We were joined by the incredible Rod Harris on 10/26/16 who carefully captured some gorgeous moments, documenting one of our very last light-filled rehearsals at Studio @ 550. The piece, featuring Katie McGrail & Katharina Schier, will debut Nov 11&12 at the Boston University Dance Theatre as part of Luminarium's Portal: Stories from the Edge.
a new duet for 2016
A few strung together journal entries in attempts to find an ending to my newest performance-based creation.
Some time around the end of spring 2016 I decided I wanted to make something based on communication. I had a visual in my head of two active figures moving amidst a group of maybe five passive individuals that would serve to occupy space and observe, but not interact. Since August I've been working with Katie McGrail and Katharina Schier - both incredibly engaged performer/participants - to make this come to life.
As these things do, my thought has been evolving and deepening since August as the piece decides where it wants to go.
8/27/16
I’m making a piece for a November production that will be built on the idea of two dancers communicating and interacting through various movement vocabularies and physicalities. The work is currently about communication and its difficulties, as well as the management of personalities and relationship. In my thinking about authenticity, artifice and spectacle I’ve been intrigued in exploring the use of the word histrionic and its identity as a label in various contexts over time. I’m even more interested in exploring what a ‘histrionic’ movement vocabulary might look like. The work will feature two performers utilizing solo work and partner-heavy duet work in addition to an ensemble that serves mainly to watch the piece onstage since listening and observing (or lack thereof) are a huge part of communication. -From my MFAIA Study Plan
9/31/16
In rehearsals and my own thinking I am digging into how the two active performers, Katie and Katharina, are connected. On a basic level, what would happen if the only other person that you can communicate with was someone you loathe or someone with fundamental differences of opinion? Yes, we have to work to understand each other, how far should one go? How do you act when you aren’t heard (if you act)? I’m also considering communicative ulterior motive, manipulation in communication and as a device, and fluidity in self and relationship. I communicate as the person I am at present, a different person than I was in the past, so what happens if we speed transformation up onstage and the feeling between the two individuals is allowed to evolve? I realize there is a lot here, but as I explore with the dancers I think we will isolate what’s most important to the specific statement we end up making.

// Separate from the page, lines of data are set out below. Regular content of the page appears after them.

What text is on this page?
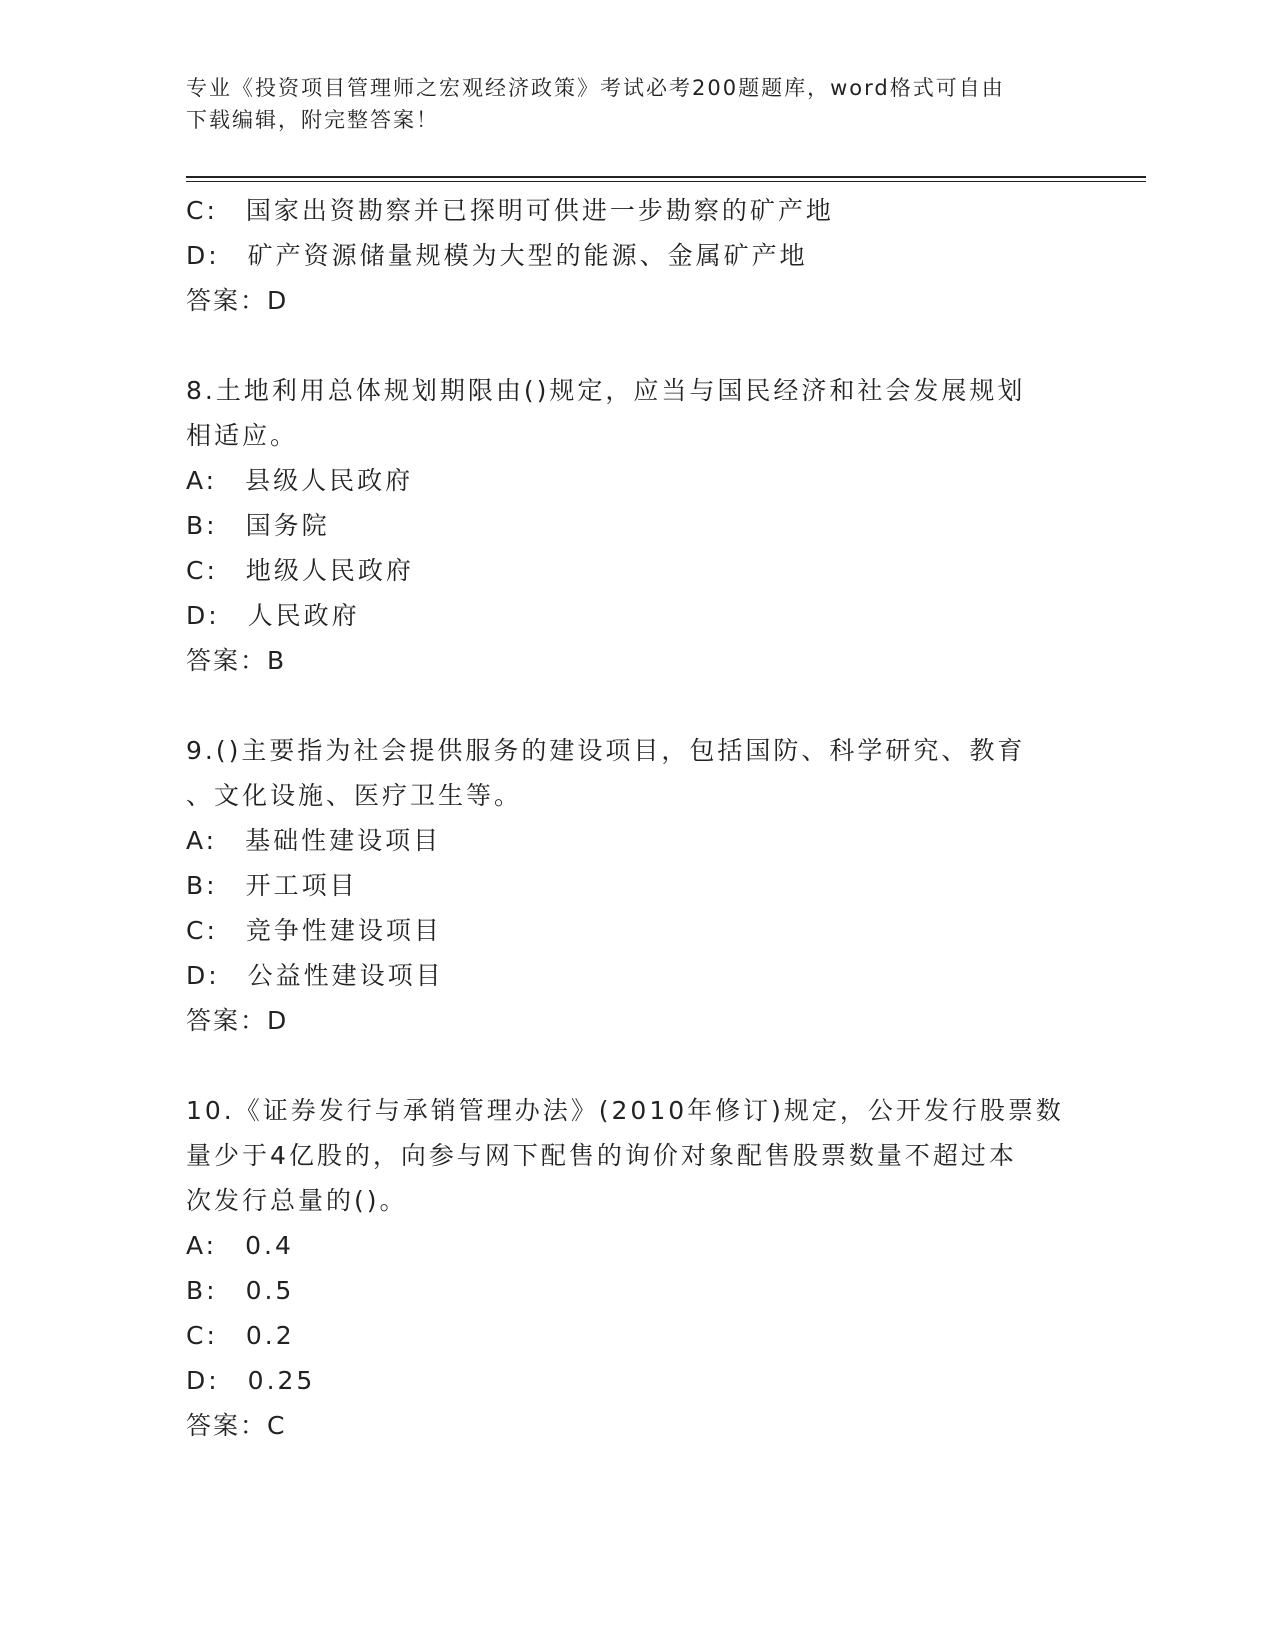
专业《投资项目管理师之宏观经济政策》考试必考200题题库，word格式可自由
下载编辑，附完整答案！
C:　国家出资勘察并已探明可供进一步勘察的矿产地
D:　矿产资源储量规模为大型的能源、金属矿产地
答案：D
8.土地利用总体规划期限由()规定，应当与国民经济和社会发展规划
相适应。
A:　县级人民政府
B:　国务院
C:　地级人民政府
D:　人民政府
答案：B
9.()主要指为社会提供服务的建设项目，包括国防、科学研究、教育
、文化设施、医疗卫生等。
A:　基础性建设项目
B:　开工项目
C:　竞争性建设项目
D:　公益性建设项目
答案：D
10.《证券发行与承销管理办法》(2010年修订)规定，公开发行股票数
量少于4亿股的，向参与网下配售的询价对象配售股票数量不超过本
次发行总量的()。
A:　0.4
B:　0.5
C:　0.2
D:　0.25
答案：C
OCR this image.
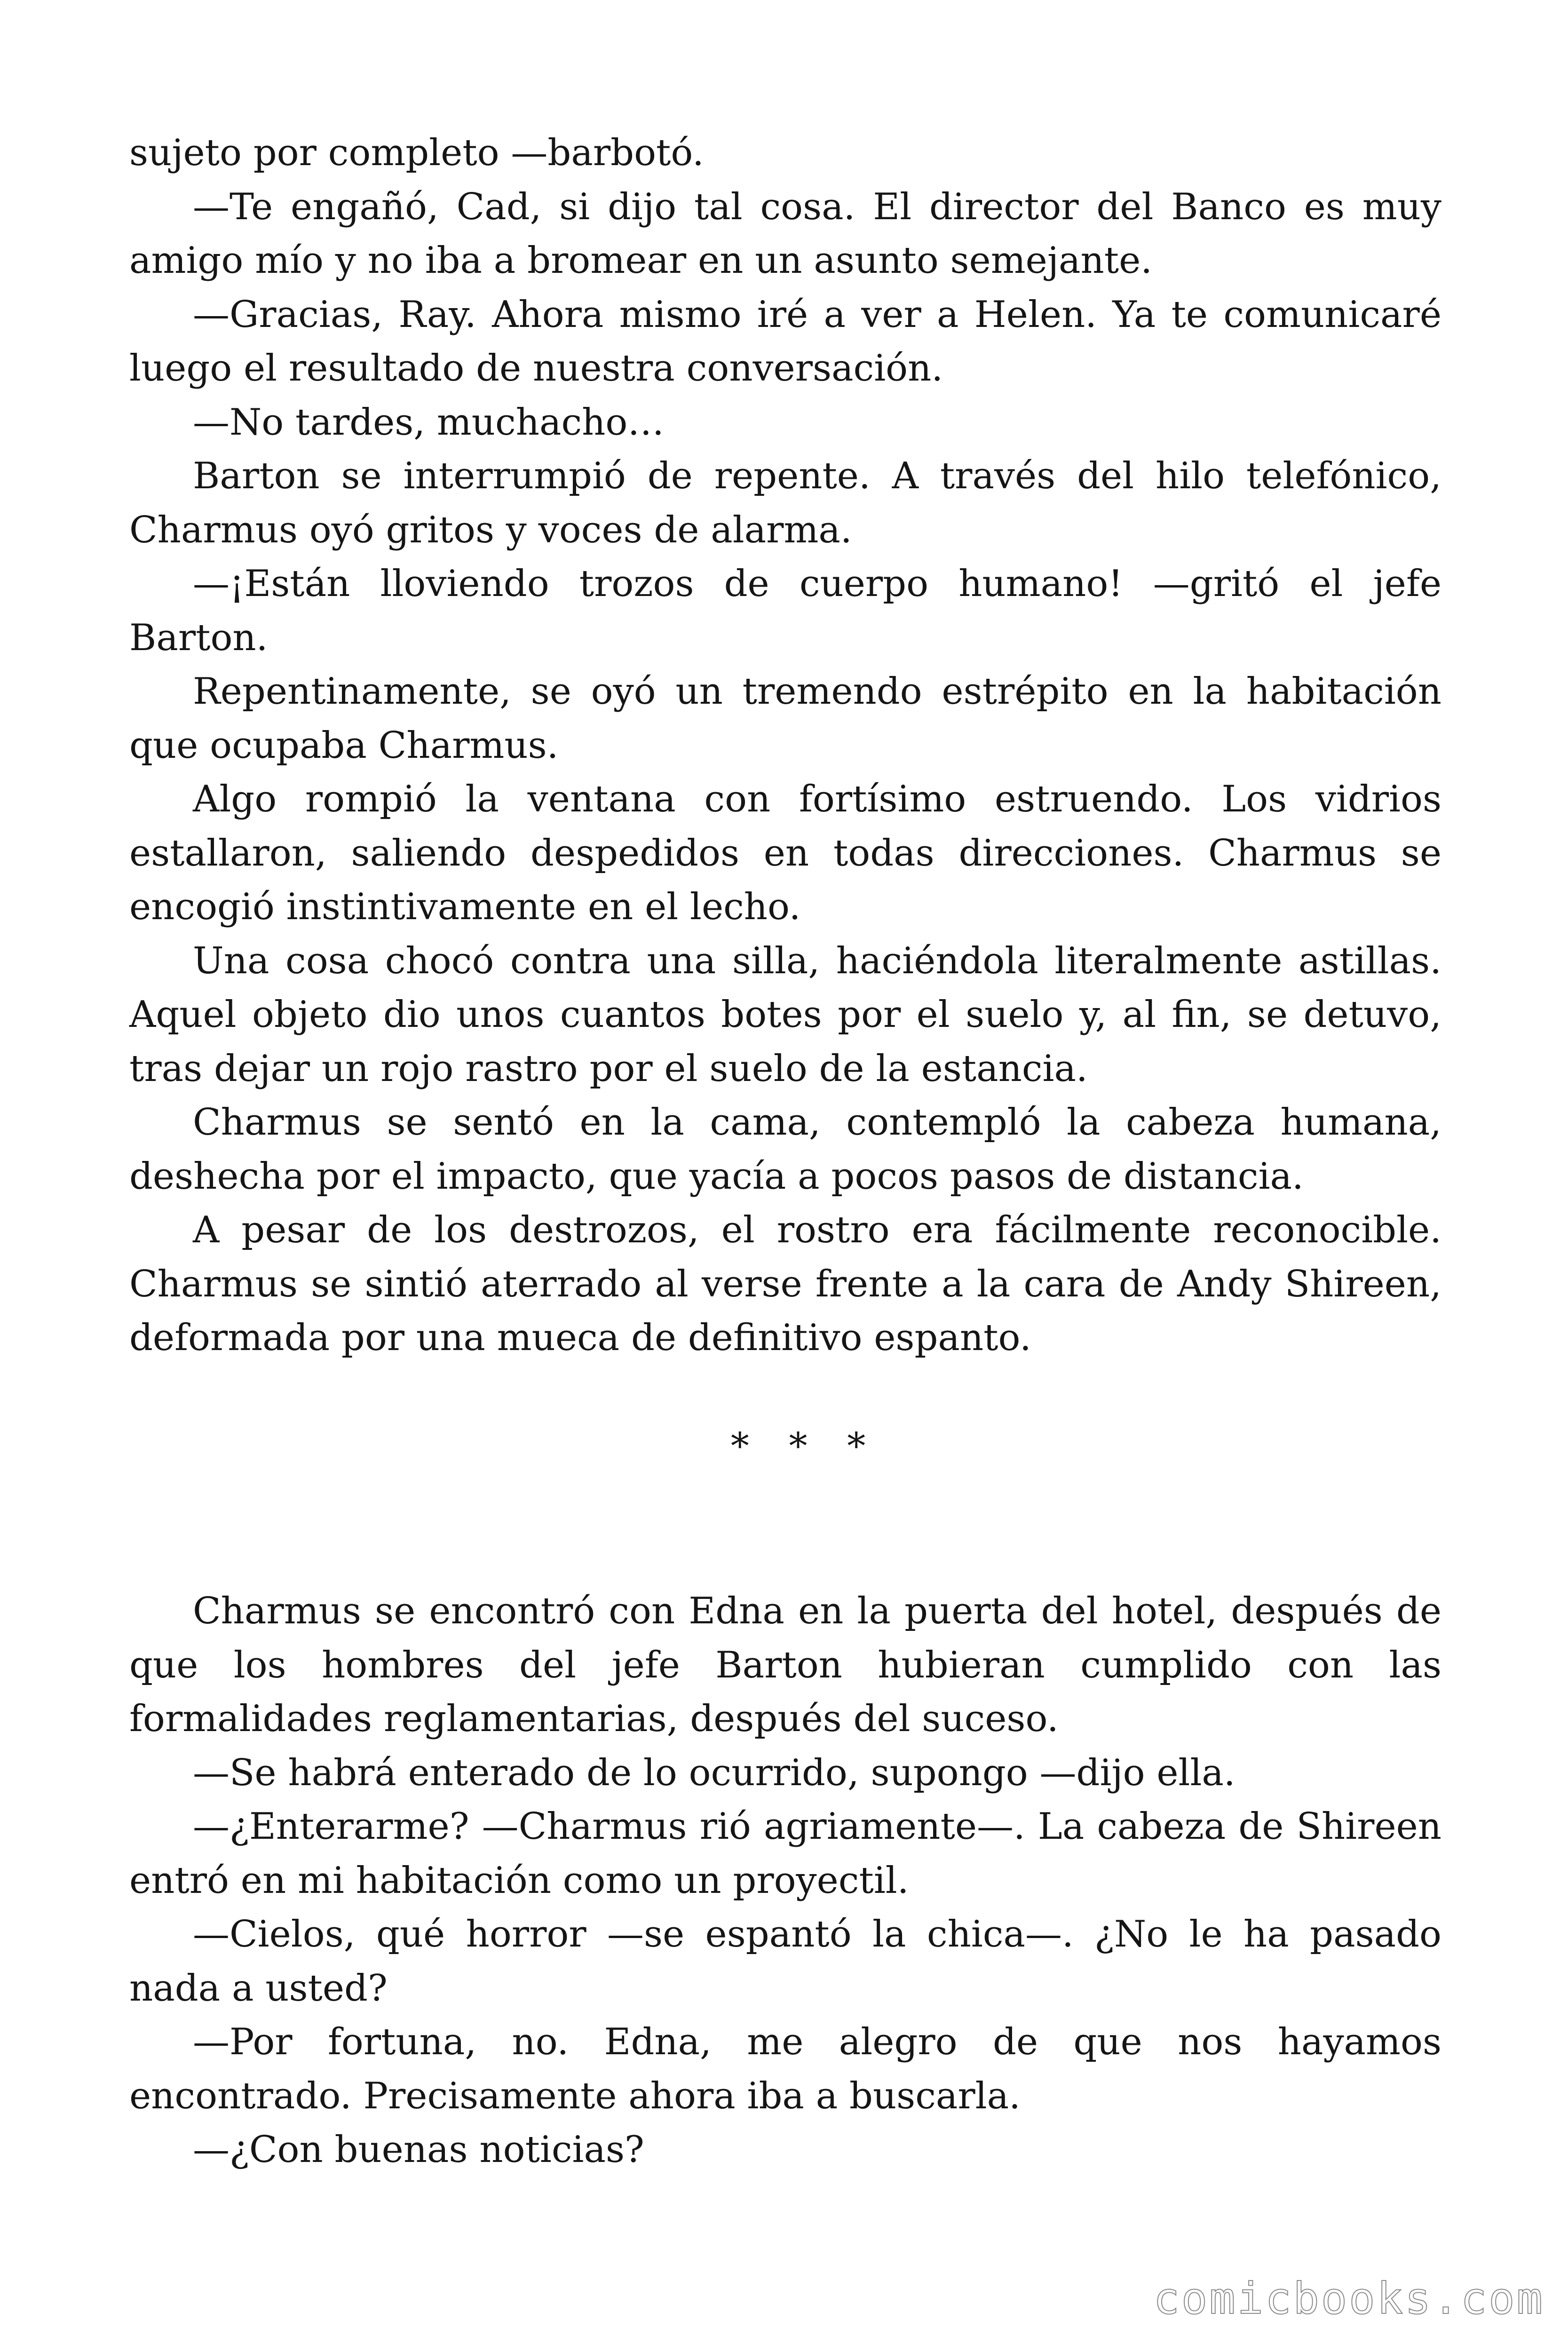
sujeto por completo —barbotó.

—Te engañó, Cad, si dijo tal cosa. El director del Banco es muy amigo mío y no iba a bromear en un asunto semejante.

—Gracias, Ray. Ahora mismo iré a ver a Helen. Ya te comunicaré luego el resultado de nuestra conversación.

—No tardes, muchacho…

Barton se interrumpió de repente. A través del hilo telefónico, Charmus oyó gritos y voces de alarma.

—¡Están lloviendo trozos de cuerpo humano! —gritó el jefe Barton.

Repentinamente, se oyó un tremendo estrépito en la habitación que ocupaba Charmus.

Algo rompió la ventana con fortísimo estruendo. Los vidrios estallaron, saliendo despedidos en todas direcciones. Charmus se encogió instintivamente en el lecho.

Una cosa chocó contra una silla, haciéndola literalmente astillas. Aquel objeto dio unos cuantos botes por el suelo y, al fin, se detuvo, tras dejar un rojo rastro por el suelo de la estancia.

Charmus se sentó en la cama, contempló la cabeza humana, deshecha por el impacto, que yacía a pocos pasos de distancia.

A pesar de los destrozos, el rostro era fácilmente reconocible. Charmus se sintió aterrado al verse frente a la cara de Andy Shireen, deformada por una mueca de definitivo espanto.

* * *

Charmus se encontró con Edna en la puerta del hotel, después de que los hombres del jefe Barton hubieran cumplido con las formalidades reglamentarias, después del suceso.

—Se habrá enterado de lo ocurrido, supongo —dijo ella.

—¿Enterarme? —Charmus rió agriamente—. La cabeza de Shireen entró en mi habitación como un proyectil.

—Cielos, qué horror —se espantó la chica—. ¿No le ha pasado nada a usted?

—Por fortuna, no. Edna, me alegro de que nos hayamos encontrado. Precisamente ahora iba a buscarla.

—¿Con buenas noticias?

comicbooks.com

Since this is a nonverbal piece, amusing since it’s about communication, instead of words I am building a language from movement and interaction. Yes, dance-makers do this in most every piece we build, but I'm treating this instance differently. It’s very important that both movement and interaction are very authentic— genuinely conceived and executed with minimal superfluous choreography. Throughout the process I've made some material for Katie and Katharina that requires some form of decision making, be it in how they interact with each other, how they choose to physically absorb the material, or how they outwardly present the movement they possess.
Rehearsal footage demonstrates our beginning efforts to make movement that speaks. In Manipulation Sketch 1 I tried to make the movement dependent on the genuine interactions; the phrase can only really advance with the moments of touch and those instances are real reactions instead of purely choreography. Manipulation Sketch 2 lets the dancers rotate through a pattern of floor work, the dancer not completing the choreographed movement acts as a manipulator before rotating into the set movement, at which point their roles switch. The floor work is set in advance, the counterpart-reaction is purely impulse based. Solo Phrase 1 is an attempt at setting movement that speaks. It isn’t as partner dependent as the other two rehearsal videos, but I tried to give each action cause for happening and gave the dancers autonomy over delivery of the movement.
10/12/16
Last week’s rehearsal primarily consisted of discussion. I tweaked one small moment that was bugging me, and we joked that was all we were able to accomplish, but it was great to sit with Katie and Katharina and get their feelings, input and opinions about the piece and process. Ideas of importance are considering ways to keep the movement present and how we can prevent the pathways of risk taking from becoming stale or comfortable. Another concept to keep present are the idea of the observers joining them on stage, what does that entail and ultimately mean. The themes of surveillance, observation, and power mentioned in group study are intriguing, as are the noted moments of resonance (such as the chin tap) in comparison to their physical experiences. We danced the work one more time to cap off the rehearsal and I feel like it gained both a new dimension with additional understanding and also a sense of clarity.
The first six minutes of this piece have presented a consistent feeling through struggles with power dynamic, all considerations of relationship and tempo and I feel that it’s due for a shift. Compositionally I feel that Katharina has been pushed a lot in the beginning segment of the work and her presence needs to change. I feel a sort of defeat coming for her, a withering up of sorts, so that Katie can discover that there’s no interaction or communication without someone on the other end. Perhaps stripping some of the communication back to find vulnerability before building back into a duet will be the direction I go.